Sunday, 11 March 2012

Co-Channel Interference

The weather forecast for this week is for the high pressure over the UK to maintain and even strengthen its position. This is the "ideal" situation for co-channel (sometimes called cross-channel or pattern) interference to occur while trying to receive a television transmission. With analogue tv this shows up as a pattern of wavy or horizontal lines on the screen. With digital tv, once a threshold has been reached, you lose the Mux you're trying to watch completely.

These events are caused by a powerful tv transmitter somewhere in mainland Europe (or elsewhere in the UK) being unusually received by your aerial owing to its transmissions being reflected by the atmosphere down to your aerial. In low pressure weather conditions such transmissions go in straight lines off into space.

Some enthusiasts like to receive distant tv transmissions and their forecasts are for Tuesday to Thursday of this week achieving the peak for such reception and therefore for co-channel interference to be more likely.

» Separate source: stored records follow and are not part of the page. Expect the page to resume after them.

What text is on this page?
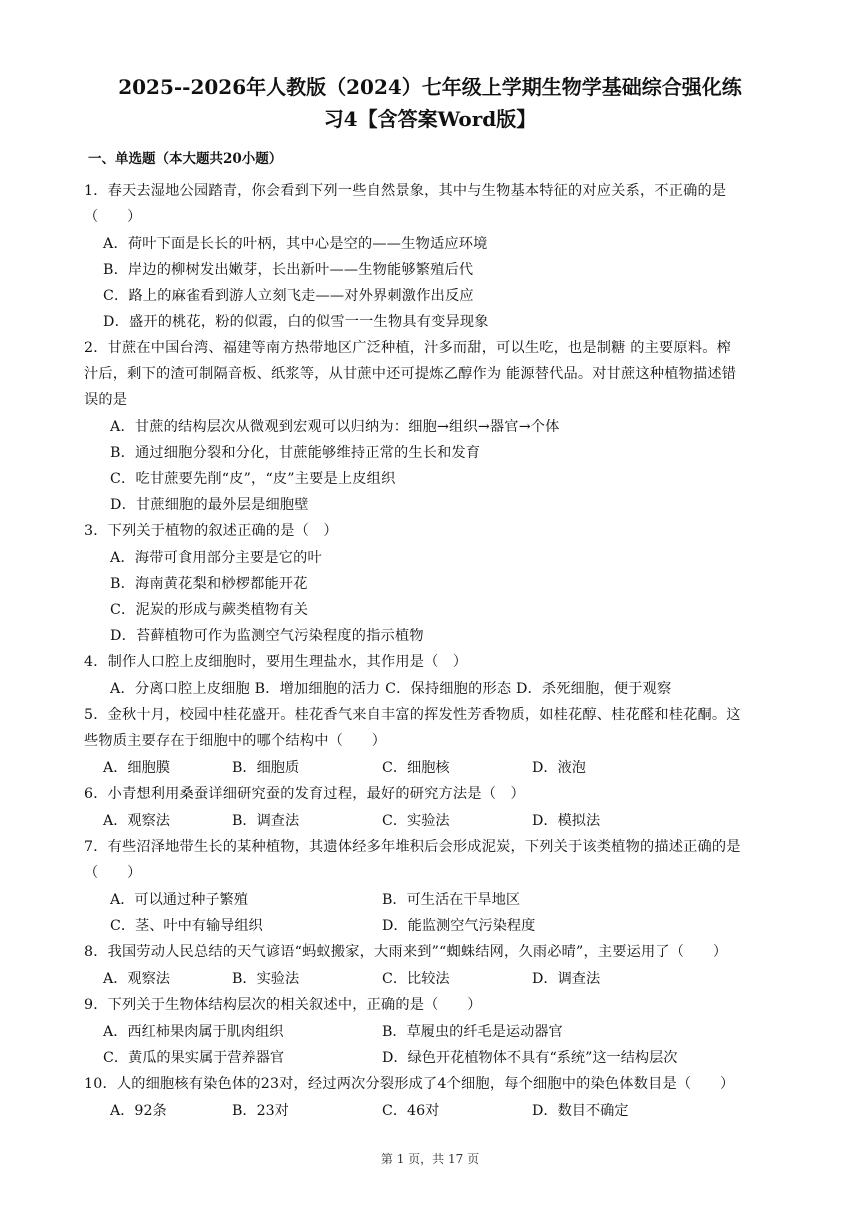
2025--2026年人教版（2024）七年级上学期生物学基础综合强化练
习4【含答案Word版】
一、单选题（本大题共20小题）
1．春天去湿地公园踏青，你会看到下列一些自然景象，其中与生物基本特征的对应关系，不正确的是
（　　）
A．荷叶下面是长长的叶柄，其中心是空的——生物适应环境
B．岸边的柳树发出嫩芽，长出新叶——生物能够繁殖后代
C．路上的麻雀看到游人立刻飞走——对外界刺激作出反应
D．盛开的桃花，粉的似霞，白的似雪一一生物具有变异现象
2．甘蔗在中国台湾、福建等南方热带地区广泛种植，汁多而甜，可以生吃，也是制糖 的主要原料。榨
汁后，剩下的渣可制隔音板、纸浆等，从甘蔗中还可提炼乙醇作为 能源替代品。对甘蔗这种植物描述错
误的是
A．甘蔗的结构层次从微观到宏观可以归纳为：细胞→组织→器官→个体
B．通过细胞分裂和分化，甘蔗能够维持正常的生长和发育
C．吃甘蔗要先削“皮”，“皮”主要是上皮组织
D．甘蔗细胞的最外层是细胞壁
3．下列关于植物的叙述正确的是（　）
A．海带可食用部分主要是它的叶
B．海南黄花梨和桫椤都能开花
C．泥炭的形成与蕨类植物有关
D．苔藓植物可作为监测空气污染程度的指示植物
4．制作人口腔上皮细胞时，要用生理盐水，其作用是（　）
A．分离口腔上皮细胞 B．增加细胞的活力 C．保持细胞的形态 D．杀死细胞，便于观察
5．金秋十月，校园中桂花盛开。桂花香气来自丰富的挥发性芳香物质，如桂花醇、桂花醛和桂花酮。这
些物质主要存在于细胞中的哪个结构中（　　）
A．细胞膜	B．细胞质	C．细胞核	D．液泡
6．小青想利用桑蚕详细研究蚕的发育过程，最好的研究方法是（　）
A．观察法	B．调查法	C．实验法	D．模拟法
7．有些沼泽地带生长的某种植物，其遗体经多年堆积后会形成泥炭，下列关于该类植物的描述正确的是
（　　）
A．可以通过种子繁殖	B．可生活在干旱地区
C．茎、叶中有输导组织	D．能监测空气污染程度
8．我国劳动人民总结的天气谚语“蚂蚁搬家，大雨来到”“蜘蛛结网，久雨必晴”，主要运用了（　　）
A．观察法	B．实验法	C．比较法	D．调查法
9．下列关于生物体结构层次的相关叙述中，正确的是（　　）
A．西红柿果肉属于肌肉组织	B．草履虫的纤毛是运动器官
C．黄瓜的果实属于营养器官	D．绿色开花植物体不具有“系统”这一结构层次
10．人的细胞核有染色体的23对，经过两次分裂形成了4个细胞，每个细胞中的染色体数目是（　　）
A．92条	B．23对	C．46对	D．数目不确定
第 1 页，共 17 页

If you draw a straight line on a map from Wimborne to Rowridge and extend it beyond, it goes very close to Lille in France. There lies a powerful digital tv transmitter which includes transmissions on channels 21, 24 and 27, exactly the channels used by Rowridge for its three PSB (Public Service Broadcast) Muxes. If you find this week, or at any future time, that you lose any or all of these three Muxes, that transmitter could be the problem. The solution is to have your aerial rotated through 90 degrees so it is vertically polarised. I would advise waiting until after 18 April to have that done otherwise you will lose some stations in the meantime.